Asia e Tokyo in rialzo dietro Wally

29 Settembre 2010, di Redazione Wall Street Italia

(Teleborsa) – Performance positiva per Tokyo e il resto dell’Asia grazie alla ripresa in extremis di Wall Street. La borsa statunitense ha deciso di sorvolare il deludente dato sulla fiducia dei consumatori, concentrandosi sulle voci sempre più persistenti di un imminente stimolo all’economia da parte della Fed e su alcune buone notizie societarie. A dare vivacità ai mercati anche l’HSBC Manufacturing Purchasing Managers Index della Cina, salito ai massimi di cinque mesi. Frecce verdi per i principali indici nipponici, rinfrancati anche dalla risalita oltre le attese dell’indice Tankan. Gli investitori hanno preferito concentrarsi sulle buone notizie piuttosto che su quelle meno incoraggianti, come la stime sul Tankan di dicembre (visto in netto peggioramento) ed uno yen ancora troppo forte per far dormire sonni tranquilli ai grandi exporters del Sol Levante.
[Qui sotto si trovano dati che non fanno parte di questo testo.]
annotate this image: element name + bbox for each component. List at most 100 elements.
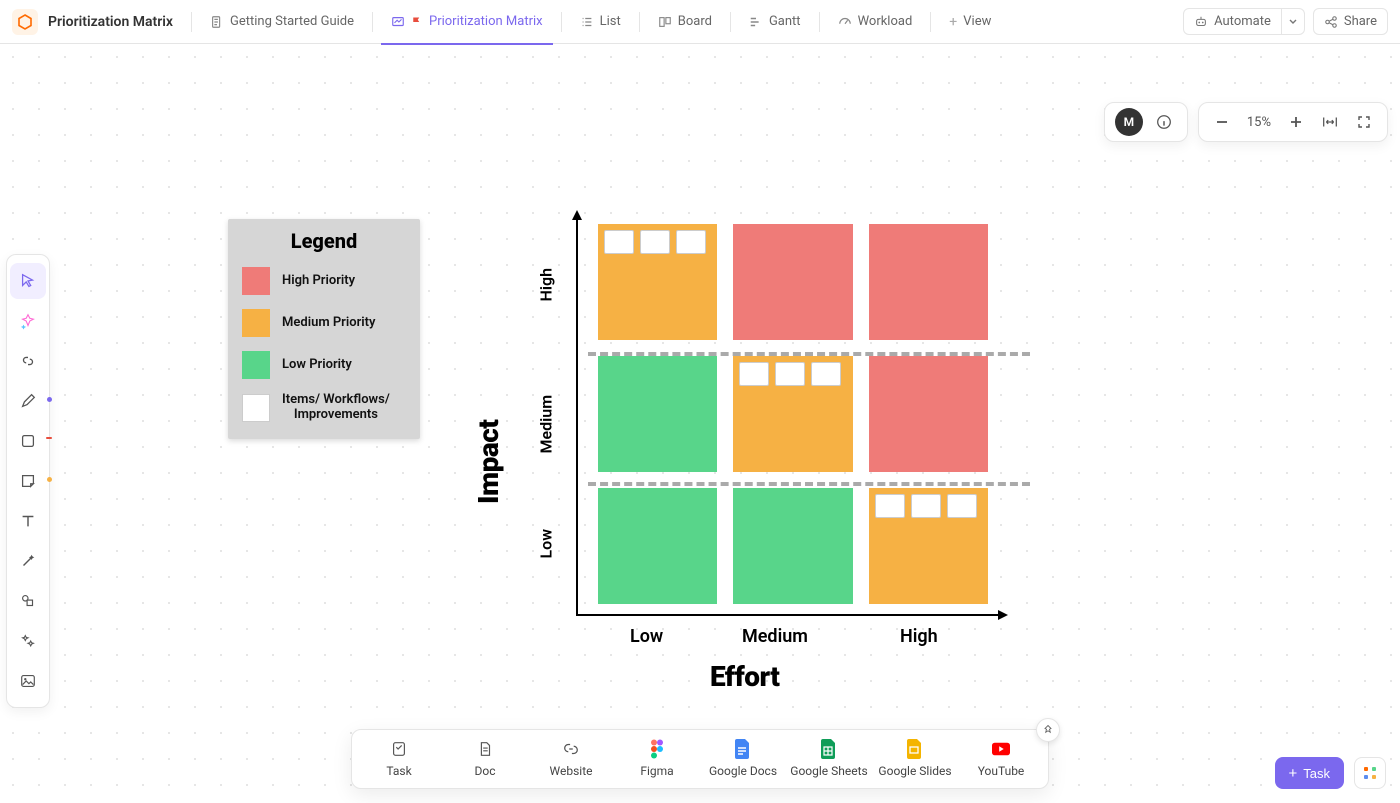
y-tick-high: High: [537, 268, 556, 302]
matrix-cell[interactable]: [733, 224, 852, 340]
dock-item-label: Google Slides: [878, 764, 951, 778]
legend-label: Low Priority: [282, 358, 352, 373]
matrix-cell[interactable]: [869, 488, 988, 604]
zoom-in-button[interactable]: [1279, 105, 1313, 139]
tab-getting-started[interactable]: Getting Started Guide: [200, 0, 364, 44]
tab-label: Workload: [858, 14, 913, 29]
youtube-icon: [992, 740, 1010, 758]
tool-line[interactable]: [10, 543, 46, 579]
link-icon: [19, 352, 37, 370]
matrix-grid: [598, 224, 988, 604]
matrix-cell[interactable]: [598, 488, 717, 604]
matrix-cell[interactable]: [869, 224, 988, 340]
stars-icon: [19, 632, 37, 650]
tool-text[interactable]: [10, 503, 46, 539]
matrix-cell[interactable]: [598, 356, 717, 472]
matrix-cell[interactable]: [733, 488, 852, 604]
zoom-value[interactable]: 15%: [1239, 115, 1279, 130]
tool-pen[interactable]: [10, 383, 46, 419]
minus-icon: [1214, 114, 1230, 130]
y-axis-label: Impact: [472, 420, 505, 504]
legend-box[interactable]: Legend High PriorityMedium PriorityLow P…: [228, 219, 420, 439]
google-sheets-icon: [820, 740, 838, 758]
info-button[interactable]: [1147, 105, 1181, 139]
info-icon: [1155, 113, 1173, 131]
tab-prioritization-matrix[interactable]: Prioritization Matrix: [381, 0, 553, 44]
x-axis-label: Effort: [710, 660, 779, 693]
user-avatar[interactable]: M: [1115, 108, 1143, 136]
item-card[interactable]: [676, 230, 706, 254]
fit-width-icon: [1321, 113, 1339, 131]
tab-workload[interactable]: Workload: [828, 0, 923, 44]
whiteboard-canvas[interactable]: M 15% Legend High PriorityMedium Priorit…: [0, 44, 1400, 803]
x-axis-line: [576, 614, 1006, 616]
tool-connector[interactable]: [10, 343, 46, 379]
tool-more-shapes[interactable]: [10, 583, 46, 619]
apps-button[interactable]: [1354, 757, 1386, 789]
list-icon: [580, 15, 594, 29]
dock-item-youtube[interactable]: YouTube: [958, 740, 1044, 778]
dock-item-task[interactable]: Task: [356, 740, 442, 778]
y-tick-medium: Medium: [537, 395, 556, 454]
expand-icon: [1356, 114, 1372, 130]
item-card[interactable]: [911, 494, 941, 518]
matrix-cell[interactable]: [598, 224, 717, 340]
legend-row: Medium Priority: [242, 309, 406, 337]
google-slides-icon: [906, 740, 924, 758]
tool-magic[interactable]: [10, 623, 46, 659]
divider: [930, 12, 931, 32]
item-card[interactable]: [739, 362, 769, 386]
matrix-cell[interactable]: [733, 356, 852, 472]
item-card[interactable]: [811, 362, 841, 386]
legend-row: Low Priority: [242, 351, 406, 379]
dock-item-figma[interactable]: Figma: [614, 740, 700, 778]
tool-shape[interactable]: [10, 423, 46, 459]
dock-item-google-docs[interactable]: Google Docs: [700, 740, 786, 778]
dock-item-google-slides[interactable]: Google Slides: [872, 740, 958, 778]
canvas-top-right-controls: M 15%: [1104, 102, 1388, 142]
text-icon: [19, 512, 37, 530]
item-card[interactable]: [875, 494, 905, 518]
dock-pin-button[interactable]: [1036, 718, 1060, 742]
dock-item-doc[interactable]: Doc: [442, 740, 528, 778]
dock-item-label: Doc: [475, 764, 496, 778]
tab-board[interactable]: Board: [648, 0, 722, 44]
tool-ai[interactable]: [10, 303, 46, 339]
tab-list[interactable]: List: [570, 0, 631, 44]
tool-sticky[interactable]: [10, 463, 46, 499]
tab-label: Gantt: [769, 14, 801, 29]
automate-button[interactable]: Automate: [1183, 8, 1282, 35]
workspace-logo[interactable]: [12, 9, 38, 35]
dock-item-label: Website: [550, 764, 593, 778]
item-card[interactable]: [775, 362, 805, 386]
legend-label: Items/ Workflows/ Improvements: [282, 393, 390, 423]
tab-label: Getting Started Guide: [230, 14, 354, 29]
add-view[interactable]: + View: [939, 0, 1001, 44]
shapes-icon: [19, 592, 37, 610]
robot-icon: [1194, 15, 1208, 29]
legend-swatch: [242, 309, 270, 337]
tab-gantt[interactable]: Gantt: [739, 0, 811, 44]
matrix-cell[interactable]: [869, 356, 988, 472]
dock-item-label: Figma: [640, 764, 673, 778]
automate-dropdown[interactable]: [1282, 8, 1305, 35]
top-right-actions: Automate Share: [1183, 8, 1388, 35]
plus-icon: +: [949, 14, 957, 30]
item-card[interactable]: [604, 230, 634, 254]
plus-icon: +: [1289, 766, 1298, 781]
gantt-icon: [749, 15, 763, 29]
fit-width-button[interactable]: [1313, 105, 1347, 139]
new-task-button[interactable]: + Task: [1275, 757, 1345, 789]
legend-swatch: [242, 351, 270, 379]
share-button[interactable]: Share: [1313, 8, 1388, 35]
dock-item-website[interactable]: Website: [528, 740, 614, 778]
zoom-out-button[interactable]: [1205, 105, 1239, 139]
divider: [730, 12, 731, 32]
item-card[interactable]: [640, 230, 670, 254]
tool-image[interactable]: [10, 663, 46, 699]
fullscreen-button[interactable]: [1347, 105, 1381, 139]
tool-select[interactable]: [10, 263, 46, 299]
dock-item-google-sheets[interactable]: Google Sheets: [786, 740, 872, 778]
item-card[interactable]: [947, 494, 977, 518]
dock-item-label: Google Docs: [709, 764, 777, 778]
Il Nikkei ha concluso così gli scambi con un incremento dello 0,67% a 9.559 punti, mentre il più ampio paniere Topix ha guadagnato lo 0,51% a 846 punti. Tra le altre borse asiatiche, Seul chiude con un progresso dello 0,55% a 3.918 punti mentre Taiwan si avanza dello 0,63% a quota 8.240 punti. Positive anche le piazze che chiuderanno più tardi le rispettive sedute: Hong Kong e Bamgkok balzano rispettivamente dell’1,22% e dell’1.21%, Singapore guadagna lo 0,42%. Contenuta la risalita di Shanghai (+0,37%) nonostante l’ennesimo dato macro a conferma della robustezza della locomotiva cinese.